A Comissão de Coordenação e Desenvolvimento Regional do Alentejo (CCDR-Alentejo) aprovou, a 3 de agosto, a Declaração de Impacte Ambiental favorável condicionada para o projeto agrícola da empresa Expoente Frugal, do grupo Aquaterra, nas herdades da Murta e Monte Novo, em Alcácer do Sal, conforme avança a edição de sexta-feira do jornal Expresso.
O projeto prevê a instalação de 259,7 hectares de tangerinas, numa área total intervencionada de 316,7 hectares.

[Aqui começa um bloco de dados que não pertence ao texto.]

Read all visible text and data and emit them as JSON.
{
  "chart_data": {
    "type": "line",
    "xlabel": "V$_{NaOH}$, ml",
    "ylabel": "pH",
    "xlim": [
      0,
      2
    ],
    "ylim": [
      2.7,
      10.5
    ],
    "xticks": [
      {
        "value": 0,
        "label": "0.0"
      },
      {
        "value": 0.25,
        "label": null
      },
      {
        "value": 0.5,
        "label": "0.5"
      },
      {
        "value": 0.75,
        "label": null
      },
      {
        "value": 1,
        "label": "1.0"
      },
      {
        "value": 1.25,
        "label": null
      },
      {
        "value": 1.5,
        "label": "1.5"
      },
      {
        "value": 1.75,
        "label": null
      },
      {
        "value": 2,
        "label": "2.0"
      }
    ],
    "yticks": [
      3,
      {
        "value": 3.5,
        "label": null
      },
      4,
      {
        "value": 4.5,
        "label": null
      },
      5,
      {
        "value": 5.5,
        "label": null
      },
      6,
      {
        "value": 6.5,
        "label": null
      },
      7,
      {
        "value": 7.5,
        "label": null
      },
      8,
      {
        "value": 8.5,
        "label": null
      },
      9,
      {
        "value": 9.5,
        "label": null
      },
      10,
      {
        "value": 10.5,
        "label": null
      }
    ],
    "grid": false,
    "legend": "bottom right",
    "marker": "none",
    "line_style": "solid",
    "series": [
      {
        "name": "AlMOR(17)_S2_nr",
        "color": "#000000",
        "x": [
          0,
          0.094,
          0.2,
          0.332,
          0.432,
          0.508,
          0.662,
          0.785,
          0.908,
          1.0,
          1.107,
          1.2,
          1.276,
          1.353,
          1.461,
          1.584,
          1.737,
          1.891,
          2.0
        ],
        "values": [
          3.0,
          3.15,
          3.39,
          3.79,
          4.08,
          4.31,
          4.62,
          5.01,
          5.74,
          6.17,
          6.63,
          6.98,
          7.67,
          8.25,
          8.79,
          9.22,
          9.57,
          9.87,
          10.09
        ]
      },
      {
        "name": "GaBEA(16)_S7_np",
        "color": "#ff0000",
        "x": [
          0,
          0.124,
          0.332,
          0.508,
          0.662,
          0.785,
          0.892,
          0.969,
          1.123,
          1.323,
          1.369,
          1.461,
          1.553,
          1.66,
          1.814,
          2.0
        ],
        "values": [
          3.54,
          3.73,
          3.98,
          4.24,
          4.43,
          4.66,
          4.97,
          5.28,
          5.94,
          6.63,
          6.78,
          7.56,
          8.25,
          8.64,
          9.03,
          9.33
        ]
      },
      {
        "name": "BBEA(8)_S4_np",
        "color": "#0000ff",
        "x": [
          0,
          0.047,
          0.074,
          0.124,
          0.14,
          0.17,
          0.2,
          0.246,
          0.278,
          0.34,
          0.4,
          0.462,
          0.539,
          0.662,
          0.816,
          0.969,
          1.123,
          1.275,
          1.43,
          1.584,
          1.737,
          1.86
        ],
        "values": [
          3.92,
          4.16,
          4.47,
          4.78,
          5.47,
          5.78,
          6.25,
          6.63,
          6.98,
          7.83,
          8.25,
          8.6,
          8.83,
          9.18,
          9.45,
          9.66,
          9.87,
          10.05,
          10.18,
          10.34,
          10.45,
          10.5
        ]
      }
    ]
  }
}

A aprovação acontece à quarta tentativa, depois de três pareceres negativos desde 2024. A proposta inicial previa mais de 800 hectares e uma exploração de abacate, tendo sido sucessivamente reformulada e reduzida.
A decisão tornou-se possível depois de o ICNF e a Agência Portuguesa do Ambiente (APA) alterarem os seus pareceres anteriores e passarem a defender uma aprovação condicionada. As duas entidades reconhecem, contudo, riscos para os habitats protegidos da ZEC Comporta-Galé e para os recursos hídricos subterrâneos, nomeadamente devido ao possível abaixamento do nível do aquífero.
A Câmara Municipal de Alcácer do Sal e o Laboratório Nacional de Energia e Geologia (LNEG) mantêm-se contra o projeto. A autarquia questiona a sustentabilidade do aquífero e os impactos cumulativos da agricultura intensiva, enquanto o LNEG alerta para sinais de subsidência na margem esquerda do Sado, que poderão indicar que a extração de água subterrânea já ultrapassa a capacidade de recarga do aquífero.
Também a consulta pública revelou forte oposição: das 387 participações registadas, 384 foram contra o projeto. Entre as principais preocupações estão o consumo de água, os impactos sobre habitats protegidos e a intensificação agrícola numa área integrada na Rede Natura 2000.
O projeto prevê a captação de 1,74 milhões de metros cúbicos de água por ano através de 12 furos. A DIA impõe sete condicionantes, 15 estudos prévios e mais de uma centena de medidas de minimização, incluindo a monitorização dos recursos hídricos e a exclusão das áreas ambientalmente mais sensíveis.
A Aquaterra destaca, por seu lado, a redução da dimensão do empreendimento e garante que serão destinados 271,66 hectares à conservação, valorização e recuperação ecológica, além da criação de quatro corredores ecológicos e do restauro do Açude da Murta e da sua galeria ripícola.
Apesar da contestação, a CCDR-Alentejo considera que os impactos negativos podem ser minimizados e compensados, permitindo o avanço do projeto desde que sejam cumpridas todas as condições impostas.